The business community also complained about the delays in clearing goods at the port. They explained that the time it takes to offload and clear consignments has increased, which leads to more storage fees and higher prices for final consumers.

In response to these issues, the business leaders proposed several solutions.

These included an urgent review of the revised duty rates for affected goods, immediate consultations with stakeholders to assess the real impacts of the new tax rates, and suspension or reversal of tax increases, especially in cases where there is no local production.

They also called for better transparency in future policy changes and stronger engagement with industry players.

Principal Secretary Ombam acknowledged the seriousness of the concerns raised. She stated that the government values the businesses in Eastleigh and the significant revenue they contribute.

She emphasised that the government does not wish to see any businesses closing down.

“When we see businesses in Eastleigh going in the wrong direction, as a government, we must come in and save them because we know what businesses bring to the government,” she said.

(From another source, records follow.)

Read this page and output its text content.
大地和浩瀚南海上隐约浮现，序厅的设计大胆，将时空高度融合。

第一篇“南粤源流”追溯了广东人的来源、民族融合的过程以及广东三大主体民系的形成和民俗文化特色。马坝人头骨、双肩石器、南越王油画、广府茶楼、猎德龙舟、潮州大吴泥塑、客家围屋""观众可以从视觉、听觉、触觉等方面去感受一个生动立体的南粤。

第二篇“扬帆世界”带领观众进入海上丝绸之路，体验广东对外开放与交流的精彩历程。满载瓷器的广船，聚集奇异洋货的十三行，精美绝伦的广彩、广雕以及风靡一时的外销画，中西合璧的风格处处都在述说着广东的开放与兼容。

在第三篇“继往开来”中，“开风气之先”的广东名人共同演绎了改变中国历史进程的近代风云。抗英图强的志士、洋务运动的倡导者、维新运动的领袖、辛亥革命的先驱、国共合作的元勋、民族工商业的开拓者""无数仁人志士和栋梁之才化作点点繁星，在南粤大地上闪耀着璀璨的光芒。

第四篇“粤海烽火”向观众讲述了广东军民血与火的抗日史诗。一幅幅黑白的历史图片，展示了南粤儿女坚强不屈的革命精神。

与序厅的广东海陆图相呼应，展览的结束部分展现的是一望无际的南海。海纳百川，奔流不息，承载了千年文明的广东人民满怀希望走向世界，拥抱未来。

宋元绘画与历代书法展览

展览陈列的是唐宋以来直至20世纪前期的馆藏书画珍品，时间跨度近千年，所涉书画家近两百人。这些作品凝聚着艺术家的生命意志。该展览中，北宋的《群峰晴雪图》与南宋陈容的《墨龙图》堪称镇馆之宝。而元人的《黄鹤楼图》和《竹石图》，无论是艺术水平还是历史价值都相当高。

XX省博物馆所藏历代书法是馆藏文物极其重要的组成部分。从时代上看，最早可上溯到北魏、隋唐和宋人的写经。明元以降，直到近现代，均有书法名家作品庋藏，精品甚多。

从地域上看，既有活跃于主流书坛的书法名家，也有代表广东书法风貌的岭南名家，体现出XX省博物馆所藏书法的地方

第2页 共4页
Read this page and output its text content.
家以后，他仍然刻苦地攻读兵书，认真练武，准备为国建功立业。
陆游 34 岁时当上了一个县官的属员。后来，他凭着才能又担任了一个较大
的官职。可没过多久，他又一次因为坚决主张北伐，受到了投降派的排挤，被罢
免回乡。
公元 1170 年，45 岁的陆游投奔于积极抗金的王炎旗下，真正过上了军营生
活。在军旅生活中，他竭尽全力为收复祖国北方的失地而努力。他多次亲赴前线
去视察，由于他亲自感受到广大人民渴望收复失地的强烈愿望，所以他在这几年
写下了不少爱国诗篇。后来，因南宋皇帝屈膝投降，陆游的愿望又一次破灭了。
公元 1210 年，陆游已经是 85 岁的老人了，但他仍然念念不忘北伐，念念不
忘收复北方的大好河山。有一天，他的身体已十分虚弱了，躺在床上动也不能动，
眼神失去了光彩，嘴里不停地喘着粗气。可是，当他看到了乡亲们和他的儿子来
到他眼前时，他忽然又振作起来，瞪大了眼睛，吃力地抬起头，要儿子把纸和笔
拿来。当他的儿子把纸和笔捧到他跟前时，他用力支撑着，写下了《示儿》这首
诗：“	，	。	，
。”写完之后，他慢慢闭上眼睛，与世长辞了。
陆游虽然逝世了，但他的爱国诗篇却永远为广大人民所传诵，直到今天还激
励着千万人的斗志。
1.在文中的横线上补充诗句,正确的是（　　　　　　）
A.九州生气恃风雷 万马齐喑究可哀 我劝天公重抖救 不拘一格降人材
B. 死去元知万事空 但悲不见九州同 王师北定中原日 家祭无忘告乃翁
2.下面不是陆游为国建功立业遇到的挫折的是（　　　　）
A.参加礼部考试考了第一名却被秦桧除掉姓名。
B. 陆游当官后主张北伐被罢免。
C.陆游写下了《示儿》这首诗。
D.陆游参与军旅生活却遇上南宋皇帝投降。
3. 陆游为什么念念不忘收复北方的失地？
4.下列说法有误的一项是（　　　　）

The PS committed to working on the issues and promised that many of them would be addressed by mid-next month.

She requested to be invited back to Eastleigh if the government fails to take action within that period.

“I am promising I am going to engage and support, and grow our business without discrimination. It is about growing the Kenyan economy,” she explained.

Ahmedkadar Dabar, the Member of County Assembly for the area, while addressing the meeting, acknowledged that in the past, Eastleigh businesses faced harassment through constant raids by agencies such as KEBS.

He said that although those practices have stopped, there are now new challenges coming in the form of high import tariffs.

“Eastleigh used to be terrorised by KEBS and other agencies carrying raids, but that doesn't happen. However, there are now people who are fighting Eastleigh through unannounced tariffs,” he said.

Ahmedkadar emphasised that Eastleigh contributes Sh252 billion to the national exchequer and that the government cannot afford to let the area’s businesses struggle.

The meeting ended with a renewed commitment from both the government and business leaders to find solutions that will sustain the Eastleigh business ecosystem and promote fair trade.